Family sitting around talking from the comic Forager

MY RATING:  C

I googled the history of this book.  The internet tells me “840 backers pledged $27,043″ but I think the comic was mostly made before the Kickstarter was done, so the Kickstarter didn’t fund the production.

The book was Kickstarted as an “All ages book” but I read the main theme as being about two parents worried about their daughter, and the book largely took the adult’s point of view, so it doesn’t seem like a book with a lot of kid appeal to me.  All ages to me means a story with themes that will appeal to kids and adults, not just “This story doesn’t happen to contain sex or violence”.

I was bored by this comic.  The characters are thin. There isn’t much conflict to speak of, we’re told some events are occurring on a cosmic scale, but it’s largely done through dialogue infodumps informing us of events off panel, and it never feels important.

I’m not in principle against an optimistic science fiction book without a lot of conflict.  But it would be best to approach it with some better character beats and more visual storytelling ideas.  (This story largely consisted of people standing around chatting, or at least felt like it did, with the dialogue scenes drowning everything else out).

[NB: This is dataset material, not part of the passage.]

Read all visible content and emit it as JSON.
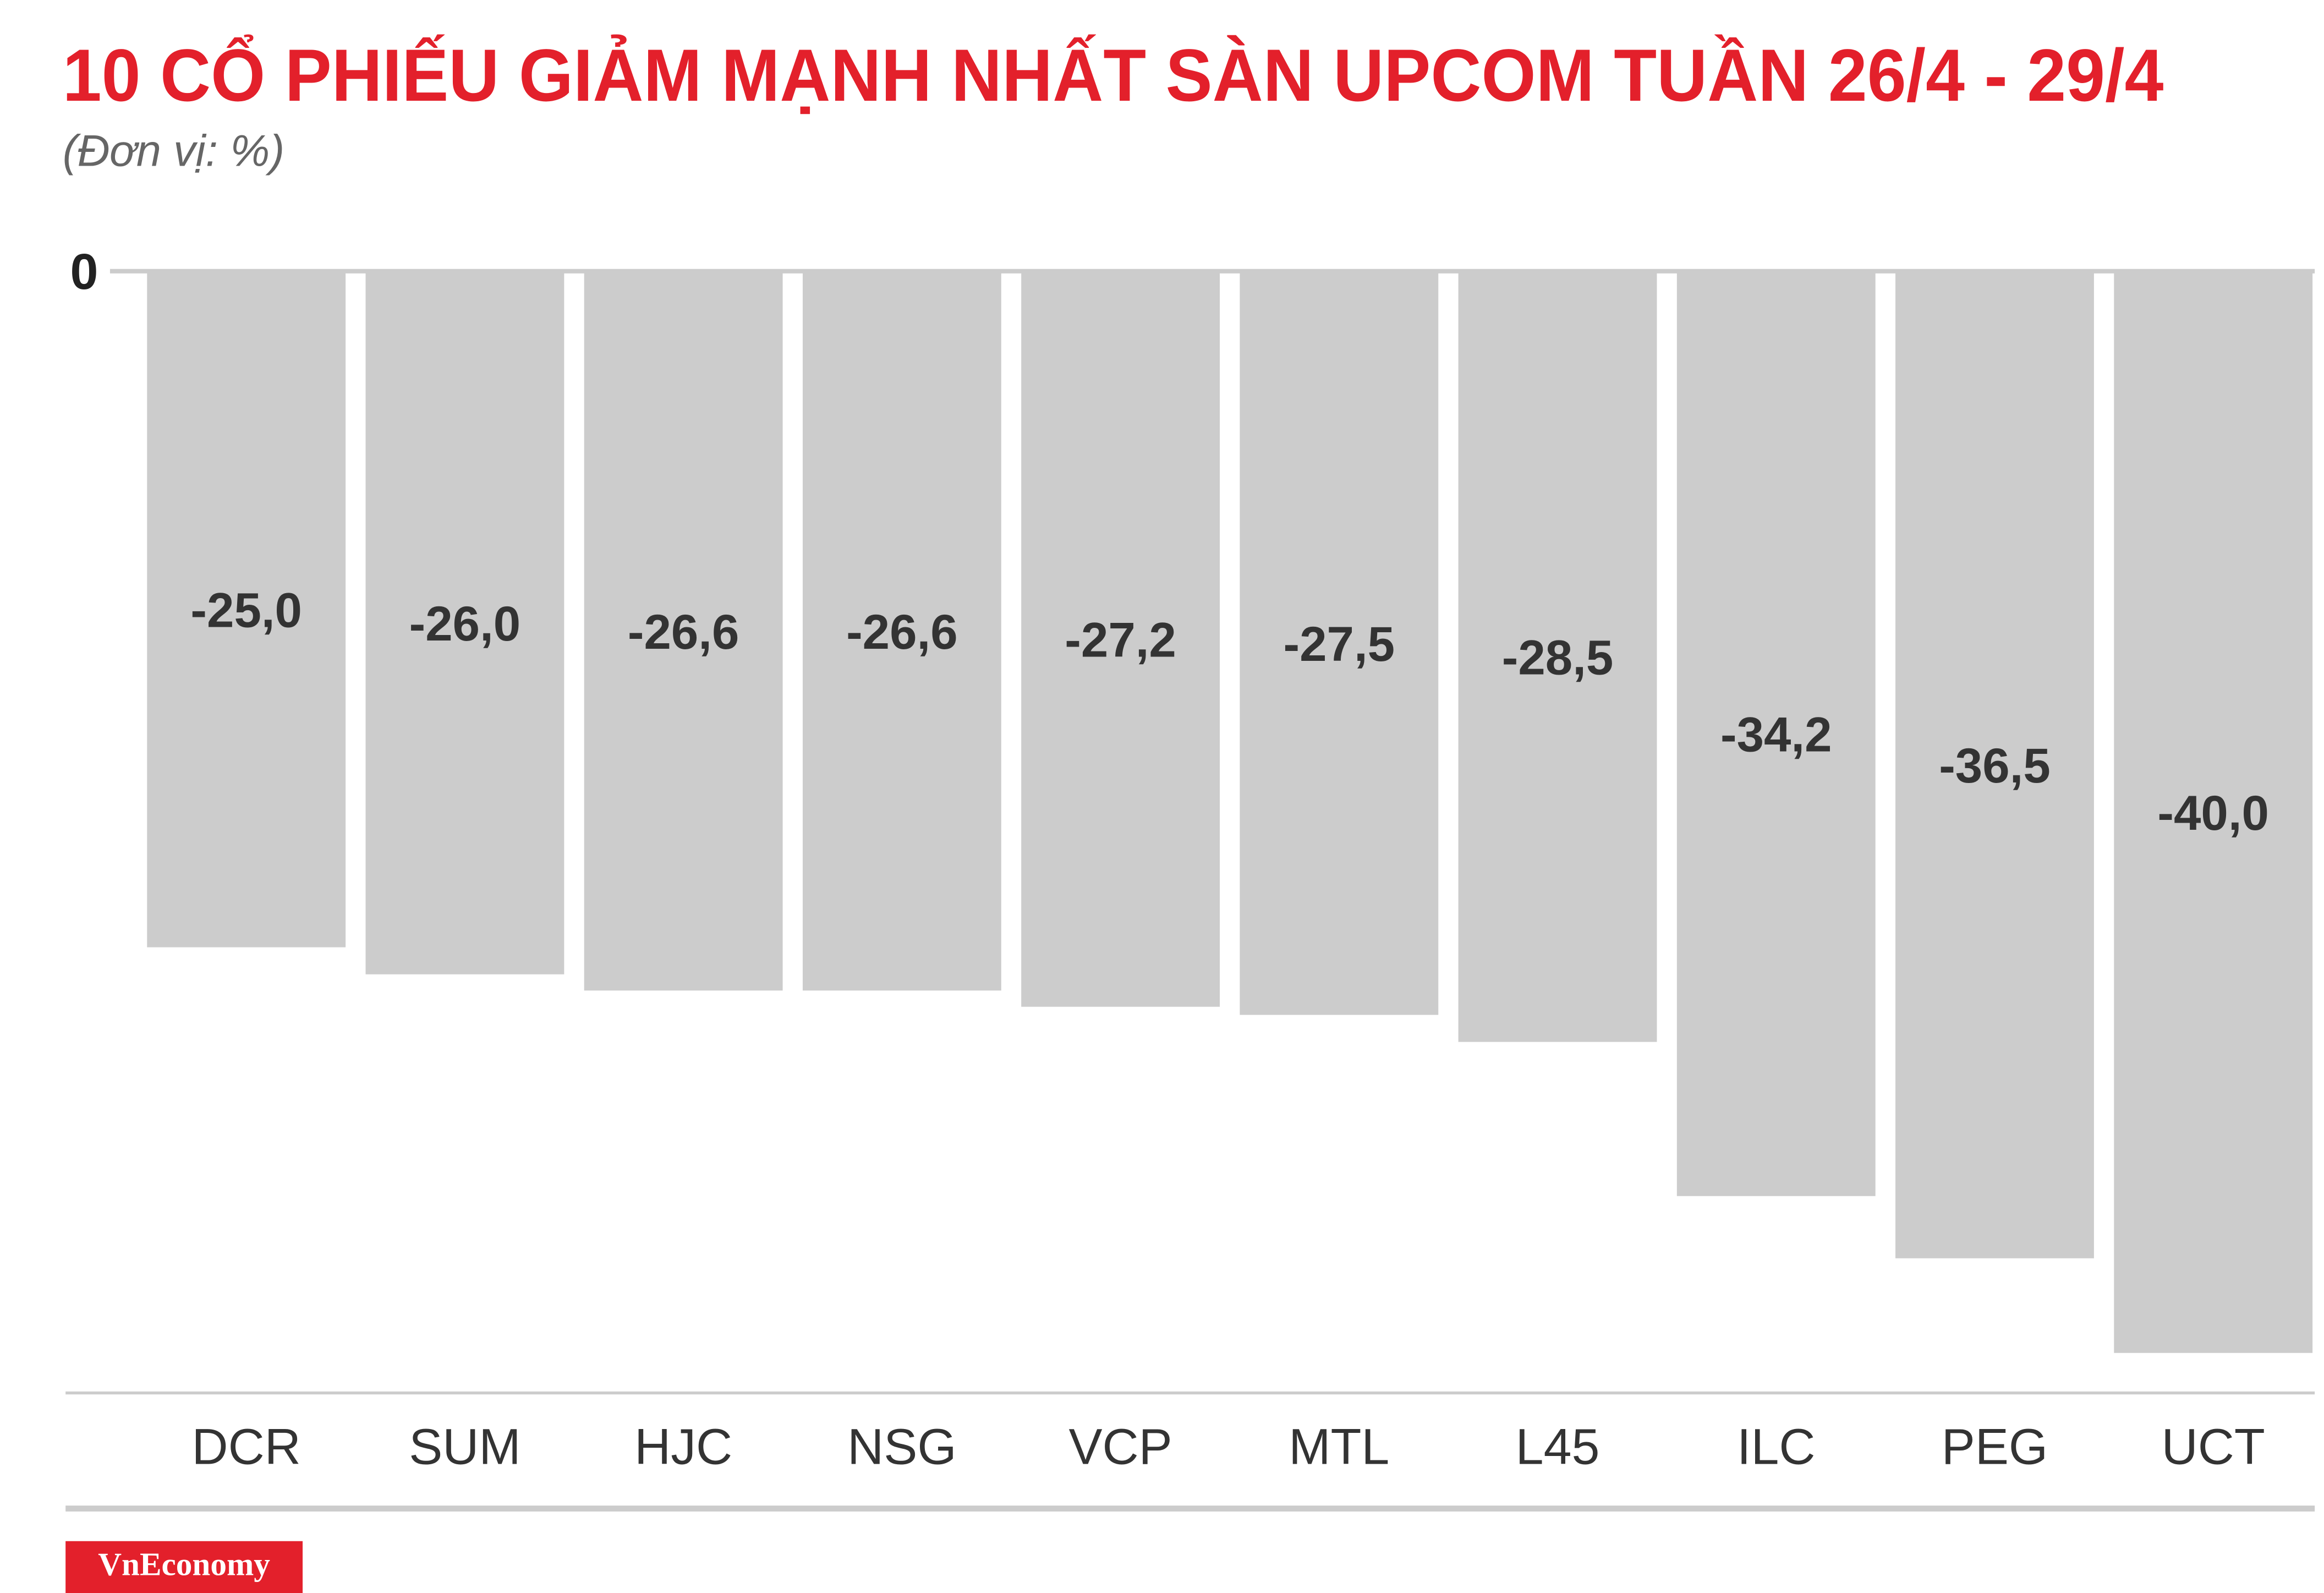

As usual when I don’t like a book it’s not hard to find almost universal praise on the Internet:

“Both my kids and I loved it! The story is incredible, full of mystery, and excitement!” says some guy on Amazon.
“I would certainly recommend Forager to anyone over the age of 12. Launch yourself into the unknown with a copy of Forager!” writes a more easily entertained blogger.
Some of the review on Goodreads were more uneven.